Luka appeared, sweaty and shirtless. “What is it?”

“Your toe has stood the test of time!”

“Are those your parents’?”

“And Petar’s and Marina’s, yeah.”

“And yours,” he said.

“Yeah. And mine.”

“I’m glad you have this,” he said, turning back in to the house. For a minute I wondered whether he was going to try to cut the rock out of the ground, but he returned instead with my backpack, and dug through it to find my camera. “Here.”

I took two pictures and set them inside on the table to develop. “Get my wallet out of there, too,” I said. “Let’s go to the store.”

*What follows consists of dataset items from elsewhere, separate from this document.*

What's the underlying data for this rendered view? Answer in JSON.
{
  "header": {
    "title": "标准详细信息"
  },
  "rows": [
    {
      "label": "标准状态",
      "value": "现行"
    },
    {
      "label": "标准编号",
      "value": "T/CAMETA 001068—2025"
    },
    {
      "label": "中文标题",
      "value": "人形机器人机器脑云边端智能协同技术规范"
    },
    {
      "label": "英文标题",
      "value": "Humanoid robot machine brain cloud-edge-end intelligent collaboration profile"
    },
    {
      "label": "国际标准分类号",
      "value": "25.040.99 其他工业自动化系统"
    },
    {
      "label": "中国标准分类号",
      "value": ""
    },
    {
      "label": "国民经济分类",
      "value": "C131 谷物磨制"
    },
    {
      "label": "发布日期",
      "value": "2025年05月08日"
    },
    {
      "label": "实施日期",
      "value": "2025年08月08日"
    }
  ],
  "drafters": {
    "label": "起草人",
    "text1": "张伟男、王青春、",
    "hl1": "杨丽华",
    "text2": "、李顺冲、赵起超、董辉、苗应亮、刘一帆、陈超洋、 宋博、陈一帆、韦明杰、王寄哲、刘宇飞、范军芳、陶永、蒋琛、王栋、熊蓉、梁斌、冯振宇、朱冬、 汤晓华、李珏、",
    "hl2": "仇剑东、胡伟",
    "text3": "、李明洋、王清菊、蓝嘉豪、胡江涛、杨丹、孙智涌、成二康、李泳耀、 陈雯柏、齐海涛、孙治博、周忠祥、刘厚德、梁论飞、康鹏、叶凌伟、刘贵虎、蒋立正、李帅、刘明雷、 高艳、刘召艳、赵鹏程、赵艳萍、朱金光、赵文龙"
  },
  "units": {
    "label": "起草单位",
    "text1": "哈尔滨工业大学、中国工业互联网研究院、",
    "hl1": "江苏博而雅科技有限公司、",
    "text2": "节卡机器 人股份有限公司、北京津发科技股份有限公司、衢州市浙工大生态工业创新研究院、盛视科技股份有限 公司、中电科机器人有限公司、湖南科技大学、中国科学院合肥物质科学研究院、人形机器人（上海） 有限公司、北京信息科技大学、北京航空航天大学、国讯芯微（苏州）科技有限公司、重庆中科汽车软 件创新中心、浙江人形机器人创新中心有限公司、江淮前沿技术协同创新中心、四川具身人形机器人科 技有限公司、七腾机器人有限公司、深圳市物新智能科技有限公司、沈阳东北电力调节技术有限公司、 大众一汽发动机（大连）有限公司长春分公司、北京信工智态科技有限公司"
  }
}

We climbed the stairs back to the upper footpath toward the village store.

“Do you think you’ll go look for Marina?” Luka said. I thought of the day I escaped and wondered whether Petar had died or had gone back to the front and saved others. If he’d been caught in those woods, Marina might think I was dead, too.

“I want to. But it’s harder for me to wander around Austria than it is here.”

“I could go with you if you want.”

“Maybe I’ll try to write her somehow first.”

“If she’s alive, you should visit.”

“Let me do it,” I said.

“I will. But I won’t let you wait another decade this time.”

The bells on the door jingled when we made our way inside, and an ancient man glanced up from his Dalmacija News with disinterest. The store’s main stock — bread, fatty white cheese, stamps, and cigarettes — was laid out on a card table. In the cooler nearby were mackerels and mussels the fishermen had brought in. Luka and I picked two mackerels from the case. Luka asked for olive oil, and the man wrapped the fish in newspaper, then retrieved a small cruet. He added a book of matches to the pile.

“Does the pay phone still work?” I said. The phone attached to the side of the store had been the only one in the village when I was young, and even then it was finicky.

“Sometimes,” he said. “Do you want a phone card?”

“Please,” I said. “For America.”

He pulled a plastic card from beneath the till in the register that said NORTH AMERICA in bold lettering across the front, and added it to our total. Luka peeled a hundred-kuna note from his billfold, and the man put our food in a brown paper bag.